Flow boiling in a microgap and micro multi-channel heat excganger

Abstract

Two-phase flow in micro scale heat exchangers is considered a promising cooling technique for electronic and other high heat flux devices. Different operating conditions and heat exchanger geometries can lead to different flow patterns, pressure drop and heat transfer characteristics. The performance of two different designs was examined in this study, namely: a microgap and a micro multi-channel configuration. Both heat sinks were manufactured from oxygen-free copper using a high precision micro-milling machine.
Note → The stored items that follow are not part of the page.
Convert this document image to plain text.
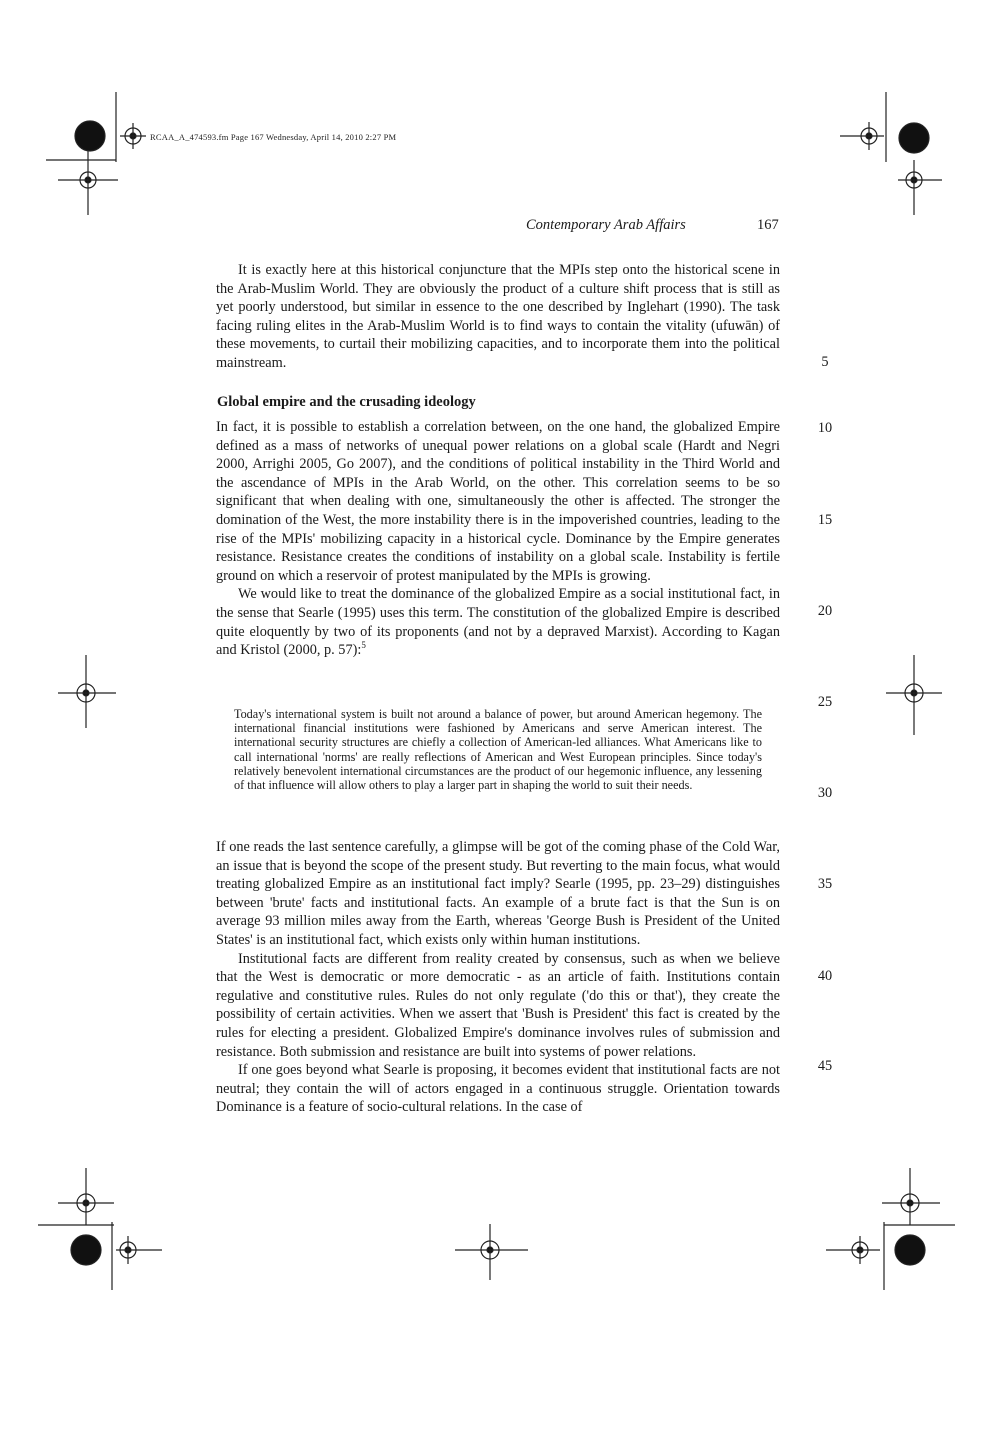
RCAA_A_474593.fm Page 167 Wednesday, April 14, 2010 2:27 PM
Contemporary Arab Affairs	167

It is exactly here at this historical conjuncture that the MPIs step onto the historical scene in the Arab-Muslim World. They are obviously the product of a culture shift process that is still as yet poorly understood, but similar in essence to the one described by Inglehart (1990). The task facing ruling elites in the Arab-Muslim World is to find ways to contain the vitality (ufuwān) of these movements, to curtail their mobilizing capacities, and to incorporate them into the political mainstream.

Global empire and the crusading ideology

In fact, it is possible to establish a correlation between, on the one hand, the globalized Empire defined as a mass of networks of unequal power relations on a global scale (Hardt and Negri 2000, Arrighi 2005, Go 2007), and the conditions of political instability in the Third World and the ascendance of MPIs in the Arab World, on the other. This correlation seems to be so significant that when dealing with one, simultaneously the other is affected. The stronger the domination of the West, the more instability there is in the impoverished countries, leading to the rise of the MPIs' mobilizing capacity in a historical cycle. Dominance by the Empire generates resistance. Resistance creates the conditions of instability on a global scale. Instability is fertile ground on which a reservoir of protest manipulated by the MPIs is growing.

We would like to treat the dominance of the globalized Empire as a social institutional fact, in the sense that Searle (1995) uses this term. The constitution of the globalized Empire is described quite eloquently by two of its proponents (and not by a depraved Marxist). According to Kagan and Kristol (2000, p. 57):$^5$

Today's international system is built not around a balance of power, but around American hegemony. The international financial institutions were fashioned by Americans and serve American interest. The international security structures are chiefly a collection of American-led alliances. What Americans like to call international 'norms' are really reflections of American and West European principles. Since today's relatively benevolent international circumstances are the product of our hegemonic influence, any lessening of that influence will allow others to play a larger part in shaping the world to suit their needs.

If one reads the last sentence carefully, a glimpse will be got of the coming phase of the Cold War, an issue that is beyond the scope of the present study. But reverting to the main focus, what would treating globalized Empire as an institutional fact imply? Searle (1995, pp. 23–29) distinguishes between 'brute' facts and institutional facts. An example of a brute fact is that the Sun is on average 93 million miles away from the Earth, whereas 'George Bush is President of the United States' is an institutional fact, which exists only within human institutions.

Institutional facts are different from reality created by consensus, such as when we believe that the West is democratic or more democratic - as an article of faith. Institutions contain regulative and constitutive rules. Rules do not only regulate ('do this or that'), they create the possibility of certain activities. When we assert that 'Bush is President' this fact is created by the rules for electing a president. Globalized Empire's dominance involves rules of submission and resistance. Both submission and resistance are built into systems of power relations.

If one goes beyond what Searle is proposing, it becomes evident that institutional facts are not neutral; they contain the will of actors engaged in a continuous struggle. Orientation towards Dominance is a feature of socio-cultural relations. In the case of

5
10
15
20
25
30
35
40
45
The microgap was 1 mm high, 20 mm wide and 25 mm long, i.e. had a base area of 20 × 25 mm2, with the fluid entering and exiting vertically in the inlet and outlet plenum. The micro multi-channel heat sink had the same base area, with 40 channels, 0.7 mm high, 0.35 mm wide separated by a wall 0.15 mm thick, with the fluid entering and exiting vertically in the plena. The base heat flux ranged from 34 to 440 kW/m2, while the mass flux varied from 100 to 200 kg/m2 s. The inlet sub-cooling was kept low, at 5 K for both heat sinks. The experiments were performed at atmospheric system pressure. The working fluid used was HFE-7100, a dielectric and eco-friendly refrigerant. Flow visualization was carried out using a high-speed, high-resolution camera. The flow patterns, heat transfer coefficient and pressure drop for the two geometries were obtained and compared. The performance index, i.e. the ratio of the heat transfer rate to the total pressure drop, was also calculated and compared for the two examined geometries.